Fingerprints is the debut album from Crooks on Tape, a psych-pop group out of Dayton, Ohio.  While they are a fairly new band, two of their three members played together previously for over a decade in indie rock outfit Enon.  Fingerprints contains twelve songs collected from hundreds of hours of improvisational recordings.  The results are intriguing, if a bit unfocused.  

Individually, the songs on Fingerprints are fairly repetitive.  There are catchy, nearly danceable tunes such as “Duper”, songs built on mind-scrambling vocal loops such as those on “Tito’s Riser”, and a couple of more mellow tracks in “Summer’s End” and “Barging In”.  Taken together, they form a lighthearted, very sample heavy pop record that should reward multiple listens.

Texture, on this record, is established more through effects than song structure.  Everything, including the vocals, has a slightly muddied, dreamy tone.  The drums are kept light throughout, letting the bass and synthesizers come through the strongest.  While there are a few very alternative, 90s sounding guitar parts, Crooks on Tape spend most of their time here working through bubbling and/or pulsing synths.

One of my slight hang-ups about this band is that the vocals and lyrics often feel like an after-thought.  On most of these songs the vocals are somewhat muffled and low in the mix, and I found it very difficult to make out any of the lyrics on a first listen.  The vocalist has a nice range, and a higher register somewhat reminiscent of James Mercer’s falsetto, but there’s just something missing.  For the most part, these songs don’t have strong melodies, and the vocals never really feel important to the structure of the songs.  There’s also something of a sense of discontinuity about the record, owing to the constantly varying effects on the bass and different synth tones from song to song.

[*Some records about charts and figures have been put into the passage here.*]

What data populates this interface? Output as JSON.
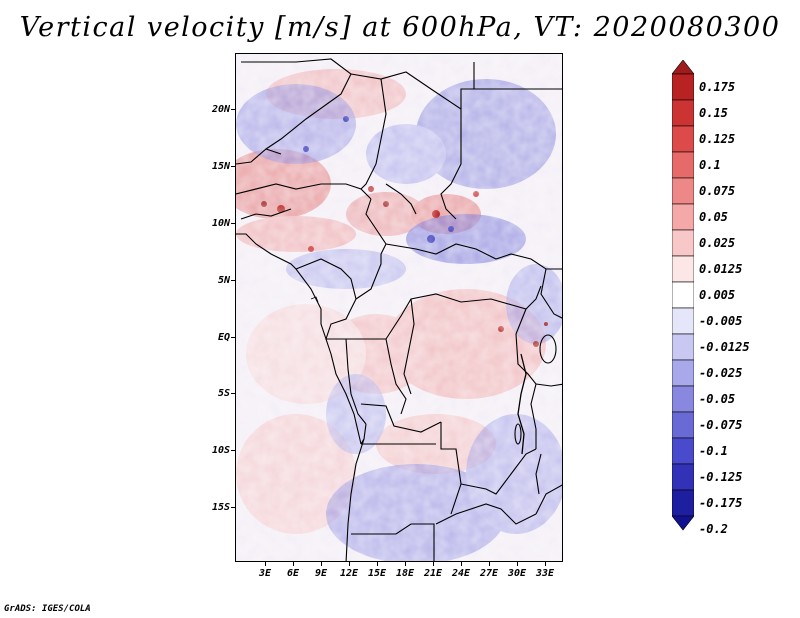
{
  "title": "Vertical velocity [m/s] at 600hPa, VT: 2020080300",
  "credit": "GrADS: IGES/COLA",
  "map": {
    "variable": "Vertical velocity",
    "units": "m/s",
    "level": "600hPa",
    "valid_time": "2020080300",
    "lat_labels": [
      "20N",
      "15N",
      "10N",
      "5N",
      "EQ",
      "5S",
      "10S",
      "15S"
    ],
    "lon_labels": [
      "3E",
      "6E",
      "9E",
      "12E",
      "15E",
      "18E",
      "21E",
      "24E",
      "27E",
      "30E",
      "33E"
    ]
  },
  "legend": {
    "labels": [
      "0.175",
      "0.15",
      "0.125",
      "0.1",
      "0.075",
      "0.05",
      "0.025",
      "0.0125",
      "0.005",
      "-0.005",
      "-0.0125",
      "-0.025",
      "-0.05",
      "-0.075",
      "-0.1",
      "-0.125",
      "-0.175",
      "-0.2"
    ],
    "colors": [
      "#a01c1c",
      "#b82222",
      "#cc3333",
      "#dd4a4a",
      "#e66a6a",
      "#ee8888",
      "#f4a8a8",
      "#f8c8c8",
      "#fce6e6",
      "#ffffff",
      "#e6e6fa",
      "#c8c8f2",
      "#a8a8ea",
      "#8888e0",
      "#6a6ad6",
      "#4a4acc",
      "#3232b8",
      "#1e1ea0",
      "#121290"
    ]
  },
  "colors": {
    "positive": "#cc3333",
    "negative": "#4a4acc",
    "boundary": "#000000"
  }
}
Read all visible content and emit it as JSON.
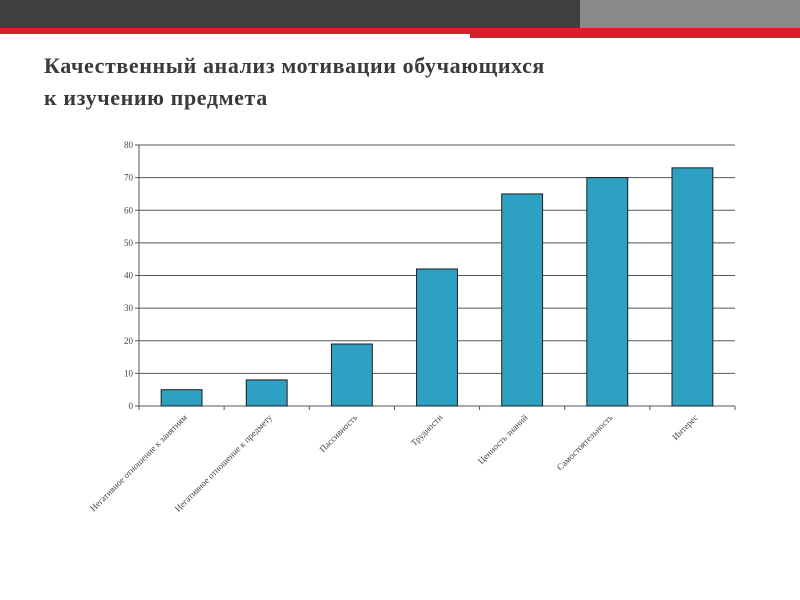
{
  "slide": {
    "title_line1": "Качественный анализ мотивации обучающихся",
    "title_line2": "к изучению предмета"
  },
  "colors": {
    "bar": "#2ea1c2",
    "bar_stroke": "#1c1c1c",
    "grid": "#555555",
    "header_dark": "#3f3f3f",
    "header_red": "#d4202a"
  },
  "chart_data": {
    "type": "bar",
    "categories": [
      "Негативное отношение к занятиям",
      "Негативное отношение к предмету",
      "Пассивность",
      "Трудности",
      "Ценность знаний",
      "Самостоятельность",
      "Интерес"
    ],
    "values": [
      5,
      8,
      19,
      42,
      65,
      70,
      73
    ],
    "yticks": [
      0,
      10,
      20,
      30,
      40,
      50,
      60,
      70,
      80
    ],
    "ylim": [
      0,
      80
    ],
    "grid": true,
    "legend": "none"
  }
}
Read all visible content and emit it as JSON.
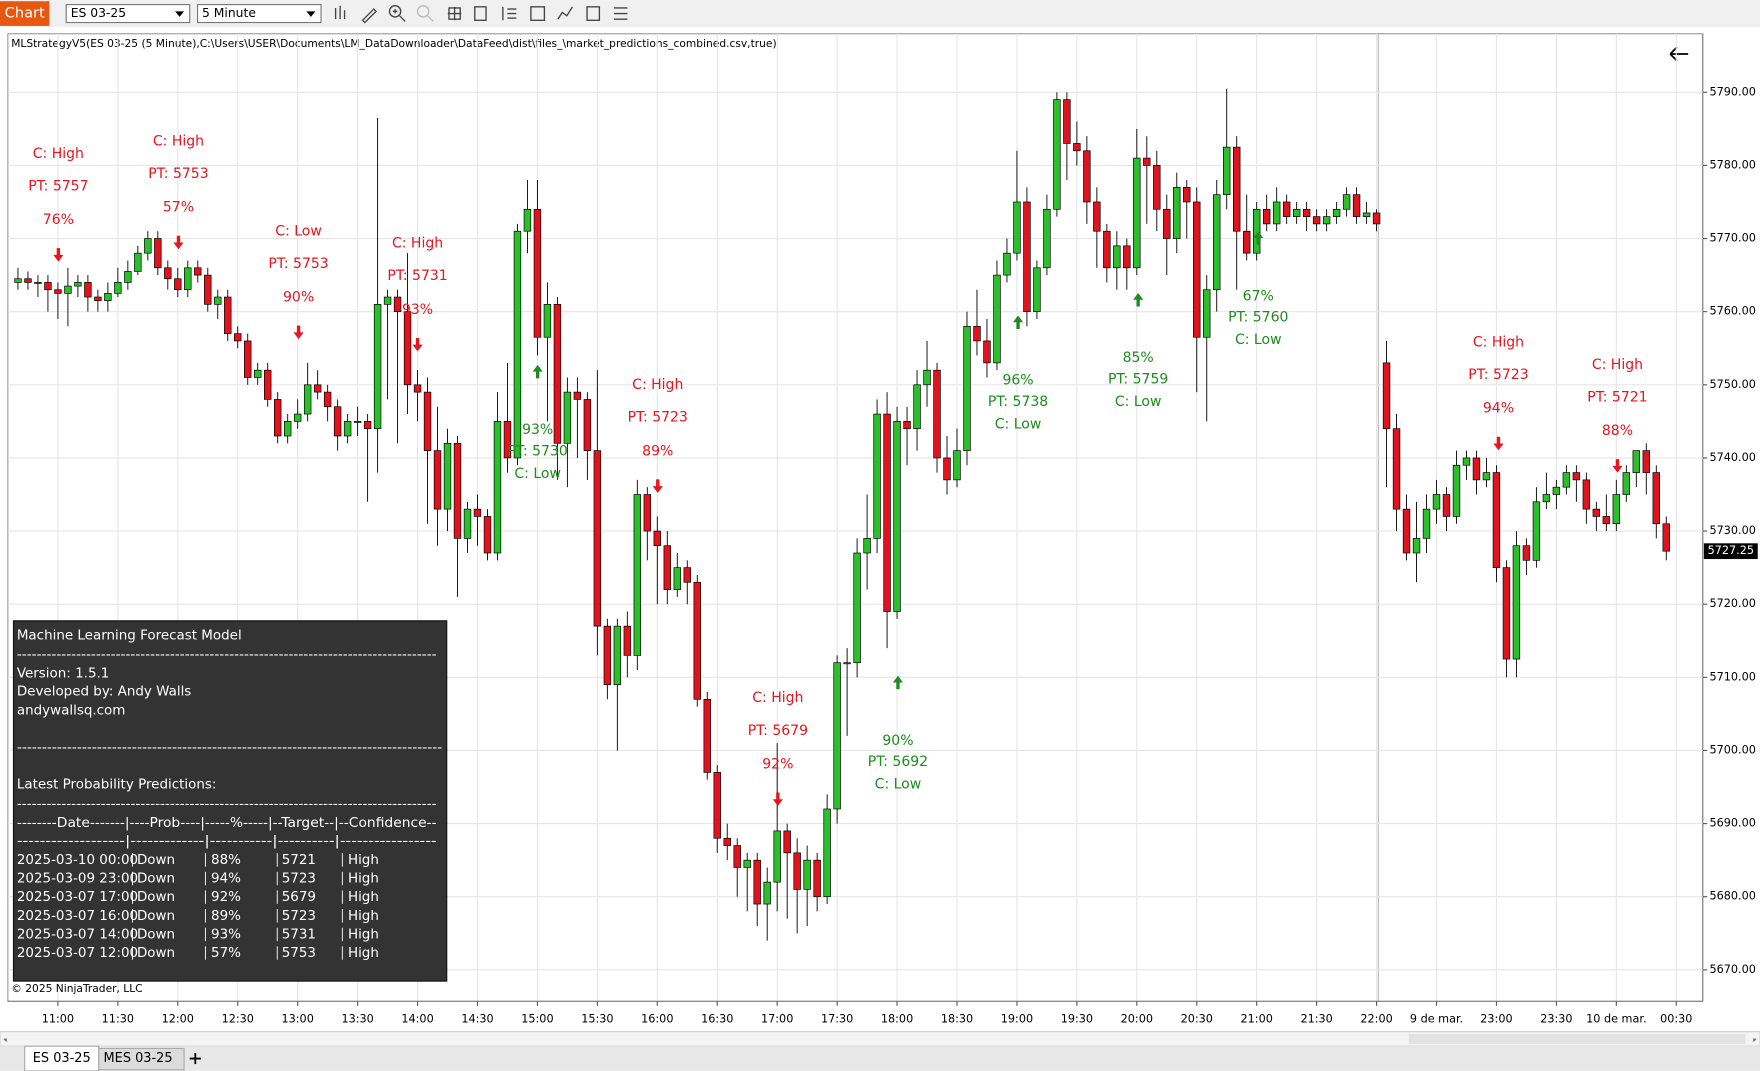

My favorite parts of the album are when the band turns up the delay and establishes a mellower, more contemplative atmosphere as they do with “Summer’s End”, which also feels like their strongest bit of songwriting.  Here, the vocals are a bit higher in the mix, and the tension of some of their faster songs is absent.  Altogether, Fingerprints is a solid, inviting debut from a new voice in the psych-pop landscape.